Wetlands are among the most productive ecosystems in the world, and they need to be protected.

The world’s wetlands account for some 6% of the earth’s total surface and can be found on every continent except Antarctica, although most of them are situated in tropical and subtropical regions. These unique ecosystems occur where water meets land, and include mangroves, peatlands and marshes, rivers and lakes, deltas, floodplains and flooded forests, rice-fields, and even coral reefs.

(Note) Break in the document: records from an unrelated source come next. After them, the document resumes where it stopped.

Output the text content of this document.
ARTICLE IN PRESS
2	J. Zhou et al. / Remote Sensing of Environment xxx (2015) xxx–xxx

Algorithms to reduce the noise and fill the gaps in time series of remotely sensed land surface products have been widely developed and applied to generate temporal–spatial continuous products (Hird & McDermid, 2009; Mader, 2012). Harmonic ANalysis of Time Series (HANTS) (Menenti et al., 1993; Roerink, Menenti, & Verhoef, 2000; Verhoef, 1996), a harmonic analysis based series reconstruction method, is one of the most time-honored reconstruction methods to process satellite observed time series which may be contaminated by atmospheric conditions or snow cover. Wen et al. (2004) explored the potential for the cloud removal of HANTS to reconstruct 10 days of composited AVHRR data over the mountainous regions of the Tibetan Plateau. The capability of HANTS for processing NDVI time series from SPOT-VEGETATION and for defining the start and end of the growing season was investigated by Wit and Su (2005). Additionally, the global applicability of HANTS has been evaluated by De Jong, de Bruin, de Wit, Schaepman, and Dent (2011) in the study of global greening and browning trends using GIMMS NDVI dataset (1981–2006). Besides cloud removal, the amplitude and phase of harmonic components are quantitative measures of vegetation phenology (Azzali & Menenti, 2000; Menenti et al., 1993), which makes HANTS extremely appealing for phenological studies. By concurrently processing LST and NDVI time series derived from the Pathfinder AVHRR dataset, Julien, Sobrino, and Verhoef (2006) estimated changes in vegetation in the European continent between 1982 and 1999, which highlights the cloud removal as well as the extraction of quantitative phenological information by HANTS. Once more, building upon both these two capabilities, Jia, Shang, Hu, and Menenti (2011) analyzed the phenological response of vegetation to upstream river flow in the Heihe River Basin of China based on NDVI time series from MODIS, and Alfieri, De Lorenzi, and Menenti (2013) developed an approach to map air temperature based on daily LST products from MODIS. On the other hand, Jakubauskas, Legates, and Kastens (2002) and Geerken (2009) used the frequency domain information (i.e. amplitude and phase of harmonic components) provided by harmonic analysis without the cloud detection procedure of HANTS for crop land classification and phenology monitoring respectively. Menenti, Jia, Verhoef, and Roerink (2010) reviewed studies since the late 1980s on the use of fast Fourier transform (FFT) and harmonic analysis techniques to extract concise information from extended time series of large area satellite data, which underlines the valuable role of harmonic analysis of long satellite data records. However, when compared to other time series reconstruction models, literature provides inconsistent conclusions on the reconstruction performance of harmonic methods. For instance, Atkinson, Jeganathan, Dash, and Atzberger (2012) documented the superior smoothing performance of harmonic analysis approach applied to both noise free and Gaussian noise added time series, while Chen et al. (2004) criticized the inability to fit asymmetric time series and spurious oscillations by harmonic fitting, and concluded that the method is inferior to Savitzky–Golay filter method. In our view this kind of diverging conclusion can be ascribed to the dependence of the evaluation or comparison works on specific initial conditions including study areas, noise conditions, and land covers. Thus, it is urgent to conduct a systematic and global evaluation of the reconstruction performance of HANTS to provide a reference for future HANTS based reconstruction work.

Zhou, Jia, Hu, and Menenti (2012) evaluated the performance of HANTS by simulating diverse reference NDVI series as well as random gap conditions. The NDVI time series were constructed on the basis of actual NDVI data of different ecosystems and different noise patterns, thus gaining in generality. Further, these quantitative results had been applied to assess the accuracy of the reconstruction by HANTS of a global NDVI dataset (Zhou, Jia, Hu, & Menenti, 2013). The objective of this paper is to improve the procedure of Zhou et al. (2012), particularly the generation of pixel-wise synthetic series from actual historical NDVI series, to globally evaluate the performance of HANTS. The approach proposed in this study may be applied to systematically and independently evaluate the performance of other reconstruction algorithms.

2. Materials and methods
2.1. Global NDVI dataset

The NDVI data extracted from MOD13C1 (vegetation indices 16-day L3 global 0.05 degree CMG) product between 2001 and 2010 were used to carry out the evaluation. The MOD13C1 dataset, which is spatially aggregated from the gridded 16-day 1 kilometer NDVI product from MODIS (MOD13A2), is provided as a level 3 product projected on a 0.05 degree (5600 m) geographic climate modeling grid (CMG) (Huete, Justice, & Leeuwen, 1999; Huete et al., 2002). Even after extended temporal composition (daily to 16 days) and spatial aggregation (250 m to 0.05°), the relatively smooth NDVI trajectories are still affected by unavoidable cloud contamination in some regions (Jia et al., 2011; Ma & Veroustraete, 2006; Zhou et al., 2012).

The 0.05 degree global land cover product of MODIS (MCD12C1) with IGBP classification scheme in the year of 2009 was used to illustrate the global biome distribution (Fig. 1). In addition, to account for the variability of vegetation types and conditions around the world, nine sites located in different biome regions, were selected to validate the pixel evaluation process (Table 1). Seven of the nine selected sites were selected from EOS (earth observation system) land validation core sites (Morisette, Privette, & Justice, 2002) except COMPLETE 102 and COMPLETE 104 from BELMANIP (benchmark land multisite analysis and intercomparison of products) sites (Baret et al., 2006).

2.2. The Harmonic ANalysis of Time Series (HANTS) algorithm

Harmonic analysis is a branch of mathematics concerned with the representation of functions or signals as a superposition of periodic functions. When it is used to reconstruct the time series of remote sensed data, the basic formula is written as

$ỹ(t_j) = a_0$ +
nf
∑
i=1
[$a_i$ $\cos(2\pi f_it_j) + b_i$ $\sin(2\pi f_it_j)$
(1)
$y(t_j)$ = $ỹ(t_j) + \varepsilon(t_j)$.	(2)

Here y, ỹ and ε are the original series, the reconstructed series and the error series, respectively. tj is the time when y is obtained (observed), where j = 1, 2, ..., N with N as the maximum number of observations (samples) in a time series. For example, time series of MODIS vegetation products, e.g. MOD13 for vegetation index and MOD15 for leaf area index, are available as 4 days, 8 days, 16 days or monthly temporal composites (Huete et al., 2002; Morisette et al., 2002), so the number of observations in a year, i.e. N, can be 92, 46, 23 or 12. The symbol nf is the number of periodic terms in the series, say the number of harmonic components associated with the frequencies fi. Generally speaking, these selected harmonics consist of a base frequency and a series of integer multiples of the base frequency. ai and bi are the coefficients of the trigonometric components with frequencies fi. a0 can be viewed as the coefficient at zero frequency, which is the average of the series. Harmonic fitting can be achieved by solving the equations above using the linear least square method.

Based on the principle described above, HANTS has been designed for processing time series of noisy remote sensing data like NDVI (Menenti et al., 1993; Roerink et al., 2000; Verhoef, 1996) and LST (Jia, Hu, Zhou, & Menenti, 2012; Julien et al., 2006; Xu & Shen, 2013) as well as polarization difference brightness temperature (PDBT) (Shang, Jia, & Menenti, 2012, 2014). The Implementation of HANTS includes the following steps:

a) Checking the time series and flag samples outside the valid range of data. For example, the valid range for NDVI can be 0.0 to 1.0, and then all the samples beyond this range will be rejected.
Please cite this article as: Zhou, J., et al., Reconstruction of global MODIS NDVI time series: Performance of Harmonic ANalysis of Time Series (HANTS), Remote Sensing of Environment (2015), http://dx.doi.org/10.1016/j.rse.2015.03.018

What do wetlands do for the environment?

What don’t they do would be a better question, really. An immense variety of species of microbes, plants, insects, amphibians, reptiles, birds, fish and mammals can be part of a wetland ecosystem, all of which have a special relationship with the local landscape that brings about numerous benefits for both people and the planet.

Water

Peatlands – one type of wetland – absorb heavy rainfall which provides protection against floods. This is an especially important function as the effects of climate change mean we’re going to see much wetter weather in the future. Other types of wetland, such as rivers and deltas, serve as important sources of drinking water, food and irrigation for crops.

Food

Millions of people depend on peatlands for herding cattle, catching fish and farming. Wetlands in dry areas such as Australia and Africa, meanwhile, are also essential for farming, and many people’s livelihoods in these areas depend on their access to water.

Climate change

Wetlands serve as a massive sink for carbon dioxide. Peatlands, for example, contain twice as much carbon as the world’s forests, and if they’re disturbed or drained they can become a major source of greenhouse gas emissions. Mangroves are also vital for capturing carbon, as are arctic wetlands. It’s particularly important that arctic wetlands are protected as they hold enormous stocks of organic carbon in their soils, all contained by frozen permafrost. As temperatures rise due to climate change, this permafrost will thaw and a significant volume of greenhouse gases could be released into the atmosphere.

Wildlife

Wetlands are home to thousands of animals, including critically endangered species such as the orangutan and Sumatran tiger. Wetlands in high altitude areas, meanwhile, provide important stopping points for migratory birds. In fact, 40% of all species live or breed in these areas.

Disaster reduction

As the effects of climate change take hold, we will experience more and more extreme weather, but some types of wetlands can actually help protect us against the impact of these events. Mangrove forests provide protection and shelter against storm winds and floods, and can disperse tidal surges associated with these events. According to wetlands.org, a mangrove can reduce the destructive force of a tsunami by up to 90%. Meanwhile, wetlands in high altitude areas help to promote vegetation growth which lessens soil erosion and buffers water flow – this helps to reduce the severity of disasters such as landslides, floods and droughts. 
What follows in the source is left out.